In secondo luogo, l'Adunanza plenaria del Consiglio di Stato n. 9 del 2017 ha precisato che la doverosità nell'applicazione della sanzione esonera l'amministrazione da uno specifico onere motivazionale, persino quando sia intercorso un notevole lasso di tempo tra la realizzazione dell'illecito e l'ordine di demolizione. Circostanza che, nel caso di specie, comunque non ricorre, atteso che le prime ordinanze, come visto, risalgono al 2008 e sono state annullate nei confronti della sola parte appellante, e nelle parti del contenuto di dettaglio.

8. Il quarto sub-motivo al quarto motivo di appello denuncia l'incongruenza dell'atto impugnato che pretende di addebitare l'inottemperanza all'ordine di demolizione, accertata solo a carico del soggetto responsabile, al proprietario dell'area, malgrado costui non fosse stato legittimamente diffidato, e nonostante fosse scaduto il termine di novanta giorni, di cui ai commi 3 e 5 dell'art. 31 del t.u. edilizia.

Quest'ultimo fatto giuridico, secondo la parte, avendo fatto acquisire il bene al patrimonio comunale, renderebbe irrilevante l'inottemperanza contestata al proprietario non responsabile.

8.1. Il motivo è infondato.

Come detto, infatti, le ordinanze di demolizione n. 81 e n. 91 del 2008 erano divenute inoppugnabili ed erano ben note alla parte appellante, che le aveva tempestivamente gravate.

È rispetto a queste ultime pertanto (rectius: alla data della loro emissione) che deve essere individuata l'inottemperanza, giuridicamente rilevante, che giustifica l'addebito delle spese anche a suo carico, in solido con il responsabile. Inottemperanza - che peraltro era già stata accertata con il provvedimento n. 2115 del 2013 - che dunque risale a quella data, e non a date successive.

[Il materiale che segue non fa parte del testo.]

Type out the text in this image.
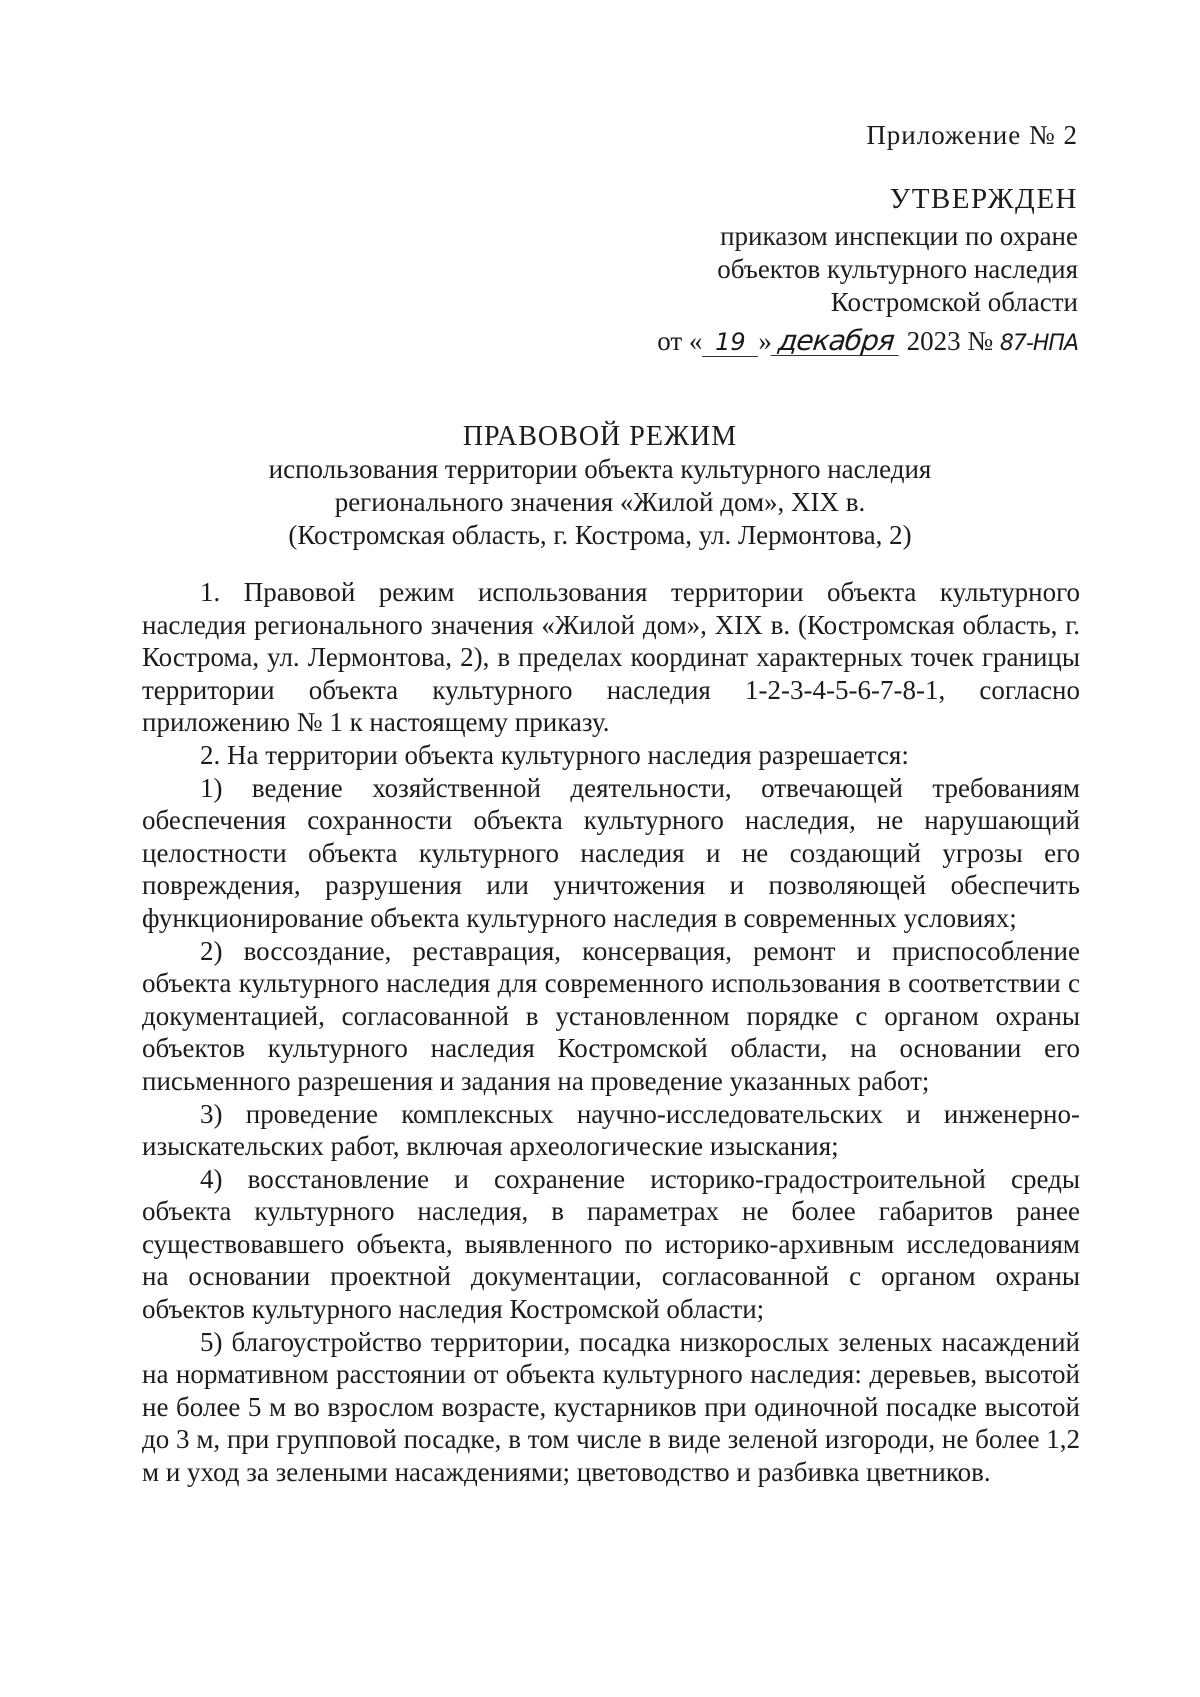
Приложение № 2
УТВЕРЖДЕН
приказом инспекции по охране
объектов культурного наследия
Костромской области
от « 19 » декабря 2023 № 87-НПА
ПРАВОВОЙ РЕЖИМ
использования территории объекта культурного наследия
регионального значения «Жилой дом», XIX в.
(Костромская область, г. Кострома, ул. Лермонтова, 2)

1. Правовой режим использования территории объекта культурного наследия регионального значения «Жилой дом», XIX в. (Костромская область, г. Кострома, ул. Лермонтова, 2), в пределах координат характерных точек границы территории объекта культурного наследия 1-2-3-4-5-6-7-8-1, согласно приложению № 1 к настоящему приказу.

2. На территории объекта культурного наследия разрешается:

1) ведение хозяйственной деятельности, отвечающей требованиям обеспечения сохранности объекта культурного наследия, не нарушающий целостности объекта культурного наследия и не создающий угрозы его повреждения, разрушения или уничтожения и позволяющей обеспечить функционирование объекта культурного наследия в современных условиях;

2) воссоздание, реставрация, консервация, ремонт и приспособление объекта культурного наследия для современного использования в соответствии с документацией, согласованной в установленном порядке с органом охраны объектов культурного наследия Костромской области, на основании его письменного разрешения и задания на проведение указанных работ;

3) проведение комплексных научно-исследовательских и инженерно-изыскательских работ, включая археологические изыскания;

4) восстановление и сохранение историко-градостроительной среды объекта культурного наследия, в параметрах не более габаритов ранее существовавшего объекта, выявленного по историко-архивным исследованиям на основании проектной документации, согласованной с органом охраны объектов культурного наследия Костромской области;

5) благоустройство территории, посадка низкорослых зеленых насаждений на нормативном расстоянии от объекта культурного наследия: деревьев, высотой не более 5 м во взрослом возрасте, кустарников при одиночной посадке высотой до 3 м, при групповой посадке, в том числе в виде зеленой изгороди, не более 1,2 м и уход за зелеными насаждениями; цветоводство и разбивка цветников.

8.2. Quanto alla configurabilità di una responsabilità a carico della parte, quale proprietaria dell'area, l'unanime giurisprudenza di questo plesso ritiene che "il proprietario incolpevole di abuso edilizio commesso da altri, che voglia sfuggire all'effetto sanzionatorio di cui all'art. 31 d.P.R. 6 giugno 2001, n. 380, recante il «Testo unico delle disposizioni legislative e regolamentari in materia edilizia», della demolizione o dell'acquisizione, come effetto della inottemperanza all'ordine di demolizione, deve provare la intrapresa di iniziative che, oltre a rendere palese la sua estraneità all'abuso, siano però anche idonee a costringere il responsabile dell'attività illecita a ripristinare lo stato dei luoghi nei sensi e nei modi richiesti dall'autorità amministrativa" (ex multis, C.d.S., Sez. VI, 4 maggio 2015, n. 2211).

Mancando qualsivoglia elemento di prova addotto in tal senso dalla parte, la statuizione di addebito delle spese a suo carico è dunque da ritenersi immune dai vizi indicati nei motivi di appello.

9. Conclusivamente questi motivi inducono al rigetto dell'appello. Non vi è di conseguenza la necessità di valutare l'appello incidentale condizionato, presentato dalla parte appellata.

Le spese seguono la soccombenza e vanno liquidate come da dispositivo.

P.Q.M.

Il Consiglio di Stato in sede giurisdizionale (Sezione Settima), definitivamente pronunciando sull'appello, come in epigrafe proposto, lo rigetta.

Condanna la parte appellante al pagamento delle spese processuali in favore della parte appellata, che si liquidano in complessivi euro 3.000,00 (euro tremila).

Ordina che la presente sentenza sia eseguita dall'autorità amministrativa.